L’ouverture à la concurrence ne peut qu’introduire une variation chaotique des cours, qui constituera un obstacle supplémentaire à la mise en œuvre de véritables politiques publiques. Il y a en effet des choix considérables à effectuer dans les années à venir en matière énergétique et être européen, c’est entre autres choses, souligner la nécessité de choix réellement coordonnés. On peut difficilement imaginer que l’Allemagne programme une sortie (très) progressive du nucléaire, tandis que la France se lancerait dans la construction de nouvelles centrales, à l’instigation de Nicole Fontaine (qui est à l’industrie ce que Roselyne Bachelot est à l’écologie). Ces questions ne peuvent être tranchées dans la clarté si elles sont parasitées par la marchandisation anarchique de la fourniture d’énergie. On ne peut concevoir une politique globale de réduction d’émissions et de transferts technologiques vers les pays en développement, si l’on se prive des leviers nécessaires à la mise en œuvre d’une politique publique ambitieuse. De manière plus terre à terre, les expériences récentes devraient faire réfléchir, qu’il s’agisse d’Enron, ou des récentes coupures enregistrées aux Etats-Unis et en Italie, auxquelles on a fort heureusement échappé pendant la canicule.

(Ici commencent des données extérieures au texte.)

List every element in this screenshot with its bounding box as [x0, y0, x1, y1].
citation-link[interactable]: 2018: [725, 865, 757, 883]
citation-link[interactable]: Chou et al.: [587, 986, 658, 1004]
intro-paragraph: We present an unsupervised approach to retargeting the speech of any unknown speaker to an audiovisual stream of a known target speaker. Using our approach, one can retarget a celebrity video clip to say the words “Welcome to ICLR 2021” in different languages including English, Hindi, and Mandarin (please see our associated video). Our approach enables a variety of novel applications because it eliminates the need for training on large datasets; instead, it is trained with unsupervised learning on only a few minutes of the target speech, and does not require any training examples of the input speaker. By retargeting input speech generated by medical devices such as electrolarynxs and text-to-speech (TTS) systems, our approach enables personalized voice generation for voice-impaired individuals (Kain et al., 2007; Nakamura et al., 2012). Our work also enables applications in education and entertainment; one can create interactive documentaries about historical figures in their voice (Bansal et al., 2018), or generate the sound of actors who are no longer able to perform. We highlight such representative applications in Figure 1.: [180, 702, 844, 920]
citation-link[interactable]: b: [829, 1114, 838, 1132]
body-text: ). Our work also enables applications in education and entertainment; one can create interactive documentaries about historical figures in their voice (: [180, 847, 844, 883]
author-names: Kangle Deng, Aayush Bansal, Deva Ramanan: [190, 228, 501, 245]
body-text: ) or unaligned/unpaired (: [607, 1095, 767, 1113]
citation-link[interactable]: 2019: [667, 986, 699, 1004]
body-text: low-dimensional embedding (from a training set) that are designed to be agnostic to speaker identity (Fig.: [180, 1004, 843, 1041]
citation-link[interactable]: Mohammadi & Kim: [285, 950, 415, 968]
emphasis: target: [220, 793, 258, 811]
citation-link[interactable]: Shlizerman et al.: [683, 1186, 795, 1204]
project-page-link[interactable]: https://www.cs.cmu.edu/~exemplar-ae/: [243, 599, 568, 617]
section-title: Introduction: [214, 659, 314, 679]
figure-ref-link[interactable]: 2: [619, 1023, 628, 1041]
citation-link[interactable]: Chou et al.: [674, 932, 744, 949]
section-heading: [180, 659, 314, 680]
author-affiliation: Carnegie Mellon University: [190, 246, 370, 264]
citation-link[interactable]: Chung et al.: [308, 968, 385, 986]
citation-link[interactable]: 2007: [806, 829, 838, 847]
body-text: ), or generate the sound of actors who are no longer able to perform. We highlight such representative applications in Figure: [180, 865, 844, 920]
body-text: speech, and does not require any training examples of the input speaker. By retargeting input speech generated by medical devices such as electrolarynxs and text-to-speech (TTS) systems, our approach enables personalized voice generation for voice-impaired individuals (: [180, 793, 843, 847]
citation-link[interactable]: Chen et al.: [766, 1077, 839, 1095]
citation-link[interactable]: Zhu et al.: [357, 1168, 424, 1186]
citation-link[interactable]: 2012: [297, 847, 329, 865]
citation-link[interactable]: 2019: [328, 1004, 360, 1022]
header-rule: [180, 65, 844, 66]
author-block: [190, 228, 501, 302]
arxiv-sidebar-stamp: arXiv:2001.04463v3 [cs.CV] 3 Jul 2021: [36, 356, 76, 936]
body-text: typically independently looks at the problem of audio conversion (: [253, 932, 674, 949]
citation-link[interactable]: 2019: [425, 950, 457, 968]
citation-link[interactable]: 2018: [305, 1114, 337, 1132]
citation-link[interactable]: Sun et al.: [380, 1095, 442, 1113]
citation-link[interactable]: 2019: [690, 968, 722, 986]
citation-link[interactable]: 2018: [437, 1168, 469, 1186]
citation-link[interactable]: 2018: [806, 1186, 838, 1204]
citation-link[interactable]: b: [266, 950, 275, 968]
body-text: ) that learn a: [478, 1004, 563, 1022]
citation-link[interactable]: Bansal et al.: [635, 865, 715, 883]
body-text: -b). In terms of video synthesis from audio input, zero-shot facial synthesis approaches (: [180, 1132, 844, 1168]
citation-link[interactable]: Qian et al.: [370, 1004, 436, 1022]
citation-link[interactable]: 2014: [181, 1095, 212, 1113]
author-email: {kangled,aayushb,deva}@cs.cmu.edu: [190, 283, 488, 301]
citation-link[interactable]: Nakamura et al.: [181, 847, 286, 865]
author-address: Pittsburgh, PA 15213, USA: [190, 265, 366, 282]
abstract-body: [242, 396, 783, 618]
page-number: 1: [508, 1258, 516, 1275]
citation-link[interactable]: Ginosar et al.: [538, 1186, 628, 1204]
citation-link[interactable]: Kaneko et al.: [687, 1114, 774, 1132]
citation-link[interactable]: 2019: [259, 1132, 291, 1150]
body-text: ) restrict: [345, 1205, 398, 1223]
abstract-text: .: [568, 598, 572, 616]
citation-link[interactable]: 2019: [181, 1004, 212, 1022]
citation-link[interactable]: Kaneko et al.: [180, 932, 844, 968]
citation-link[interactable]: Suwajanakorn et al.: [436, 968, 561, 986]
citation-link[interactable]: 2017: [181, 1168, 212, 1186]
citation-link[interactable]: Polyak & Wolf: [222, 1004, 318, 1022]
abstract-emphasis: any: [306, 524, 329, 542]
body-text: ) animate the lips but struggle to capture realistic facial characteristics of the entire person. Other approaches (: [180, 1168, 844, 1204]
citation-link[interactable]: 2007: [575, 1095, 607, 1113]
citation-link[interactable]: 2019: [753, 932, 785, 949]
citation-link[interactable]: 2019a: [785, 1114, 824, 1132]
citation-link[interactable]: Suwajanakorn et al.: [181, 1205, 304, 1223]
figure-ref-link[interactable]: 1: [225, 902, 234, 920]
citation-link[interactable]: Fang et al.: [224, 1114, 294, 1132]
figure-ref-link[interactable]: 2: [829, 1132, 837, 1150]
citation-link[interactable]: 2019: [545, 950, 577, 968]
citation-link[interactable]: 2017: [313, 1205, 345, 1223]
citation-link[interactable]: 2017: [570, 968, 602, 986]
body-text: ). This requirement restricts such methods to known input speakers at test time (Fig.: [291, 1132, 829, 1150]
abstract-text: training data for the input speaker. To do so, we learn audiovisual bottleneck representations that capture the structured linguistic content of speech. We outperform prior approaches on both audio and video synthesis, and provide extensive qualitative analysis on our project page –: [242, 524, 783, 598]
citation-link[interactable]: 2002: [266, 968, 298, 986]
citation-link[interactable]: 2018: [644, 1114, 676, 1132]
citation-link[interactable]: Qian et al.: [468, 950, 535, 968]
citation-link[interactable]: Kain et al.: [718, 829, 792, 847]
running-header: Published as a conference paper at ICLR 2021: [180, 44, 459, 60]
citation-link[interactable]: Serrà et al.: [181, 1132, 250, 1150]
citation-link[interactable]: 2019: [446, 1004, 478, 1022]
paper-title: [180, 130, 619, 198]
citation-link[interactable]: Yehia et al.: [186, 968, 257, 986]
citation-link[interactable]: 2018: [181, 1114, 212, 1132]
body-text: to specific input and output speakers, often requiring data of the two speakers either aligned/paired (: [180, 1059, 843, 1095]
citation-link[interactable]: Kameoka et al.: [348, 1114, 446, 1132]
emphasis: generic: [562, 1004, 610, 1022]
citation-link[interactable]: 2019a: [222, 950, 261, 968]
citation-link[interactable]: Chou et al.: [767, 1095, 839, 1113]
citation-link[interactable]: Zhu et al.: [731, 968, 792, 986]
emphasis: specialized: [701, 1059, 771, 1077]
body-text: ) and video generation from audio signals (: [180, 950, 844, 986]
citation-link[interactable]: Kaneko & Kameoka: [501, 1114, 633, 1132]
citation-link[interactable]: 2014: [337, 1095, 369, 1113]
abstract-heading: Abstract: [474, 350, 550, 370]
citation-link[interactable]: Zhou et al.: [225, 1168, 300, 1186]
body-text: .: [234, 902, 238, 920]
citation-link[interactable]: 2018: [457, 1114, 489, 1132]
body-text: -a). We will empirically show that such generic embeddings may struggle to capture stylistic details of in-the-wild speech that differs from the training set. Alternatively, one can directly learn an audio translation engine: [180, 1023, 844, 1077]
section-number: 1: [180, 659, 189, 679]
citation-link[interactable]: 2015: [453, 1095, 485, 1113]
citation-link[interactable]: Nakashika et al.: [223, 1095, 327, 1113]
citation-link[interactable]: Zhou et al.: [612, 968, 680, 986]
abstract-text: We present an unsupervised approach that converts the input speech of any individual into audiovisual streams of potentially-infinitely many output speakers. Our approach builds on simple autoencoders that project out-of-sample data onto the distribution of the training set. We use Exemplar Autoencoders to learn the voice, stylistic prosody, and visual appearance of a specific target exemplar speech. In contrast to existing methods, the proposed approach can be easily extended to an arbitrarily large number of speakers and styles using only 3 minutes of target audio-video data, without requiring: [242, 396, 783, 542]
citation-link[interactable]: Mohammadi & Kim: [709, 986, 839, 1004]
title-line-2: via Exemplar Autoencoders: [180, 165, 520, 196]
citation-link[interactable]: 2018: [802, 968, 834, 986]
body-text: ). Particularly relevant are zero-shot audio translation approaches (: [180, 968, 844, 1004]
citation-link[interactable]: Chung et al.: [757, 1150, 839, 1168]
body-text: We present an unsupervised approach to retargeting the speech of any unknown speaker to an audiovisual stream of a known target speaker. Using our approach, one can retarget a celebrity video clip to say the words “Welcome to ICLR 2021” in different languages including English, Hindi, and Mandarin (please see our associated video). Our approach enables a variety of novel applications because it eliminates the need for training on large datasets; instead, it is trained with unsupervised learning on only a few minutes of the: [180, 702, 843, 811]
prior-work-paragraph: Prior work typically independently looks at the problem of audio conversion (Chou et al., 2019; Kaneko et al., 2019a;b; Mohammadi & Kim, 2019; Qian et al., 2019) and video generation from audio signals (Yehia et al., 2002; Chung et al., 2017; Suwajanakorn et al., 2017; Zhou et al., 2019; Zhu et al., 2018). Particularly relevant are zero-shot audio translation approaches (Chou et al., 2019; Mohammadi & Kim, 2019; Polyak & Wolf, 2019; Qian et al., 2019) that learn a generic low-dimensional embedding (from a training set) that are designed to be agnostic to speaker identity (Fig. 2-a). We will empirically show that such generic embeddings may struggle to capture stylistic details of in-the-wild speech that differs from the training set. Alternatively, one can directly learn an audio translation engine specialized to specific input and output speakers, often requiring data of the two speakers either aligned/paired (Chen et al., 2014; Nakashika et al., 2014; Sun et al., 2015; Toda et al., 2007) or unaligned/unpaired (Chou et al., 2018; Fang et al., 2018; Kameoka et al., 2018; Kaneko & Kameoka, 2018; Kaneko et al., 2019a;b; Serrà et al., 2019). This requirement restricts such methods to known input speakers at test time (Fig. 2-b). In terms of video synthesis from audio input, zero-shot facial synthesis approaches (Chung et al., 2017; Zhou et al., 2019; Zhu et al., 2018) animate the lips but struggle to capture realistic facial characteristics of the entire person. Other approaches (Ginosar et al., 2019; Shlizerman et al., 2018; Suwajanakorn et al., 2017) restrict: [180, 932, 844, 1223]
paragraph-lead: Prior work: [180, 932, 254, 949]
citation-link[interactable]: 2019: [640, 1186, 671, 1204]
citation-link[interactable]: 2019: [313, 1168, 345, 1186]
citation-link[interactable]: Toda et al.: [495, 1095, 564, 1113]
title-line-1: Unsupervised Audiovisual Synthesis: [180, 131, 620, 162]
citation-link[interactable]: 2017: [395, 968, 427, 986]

Il faut aller plus loin et bien comprendre que l’application aveugle du dogme nous envoie tout droit dans le mur. C’est la thèse d’un livre remarquable sur EDF (2) où l’on découvre que nos modernes Docteurs Folamour sont absolument conscients de la bêtise de leur politique, mais qu’ils se consolent en décrétant que tout cela est « inéluctable ». Et si le néo-libéralisme en était arrivé au point de n’être plus qu’une monstrueuse pathologie politique ? Que Prodi ait pu qualifier de « stupide » le Pacte de stabilité européen, et Chirac d’« imbécile » la charge de la cavalerie lourde contre les 35 heures, voilà des exemples récents de la schizophrénie néo-libérale. L’examen détaillé de projets qui portent sur des domaines aussi éloignés de l’électricité que par exemple l’assurance-chômage, conduit à la conclusion plutôt terrifiante que nous sommes face à une bande de cinglés assez redoutables. Bien sûr, l’analyse froide conduit à déceler derrière ces dérapages les effets d’une défense résolue d’intérêts sociaux très étroits et, en ce sens, il y a évidemment un fondement rationnel à l’offensive néo-libérale. Mais celle-ci acquiert une telle autonomie qu’elle prend les formes d’une barbarie euphémisée : ainsi, c’est pour les inciter à travailler que l’on enfonce un peu plus les gens dans la misère. La structure mentale des personnes qui conçoivent de telles politiques est la même que celles des technocrates qui, avec la libéralisation d’EDF, nous emmènent tranquillement vers la grande panne. C’est le talon d’Achille de ces orientations : elles tournent le dos, non seulement à la justice sociale, mais tout simplement à l’efficacité et à la raison.

Michel Husson

Conseiller scientifique à Attac.

(1) 3 octobre 2003

(2) François Soult, EDF, chronique d’un désastre inéluctable, Calmann-Lévy, 2003.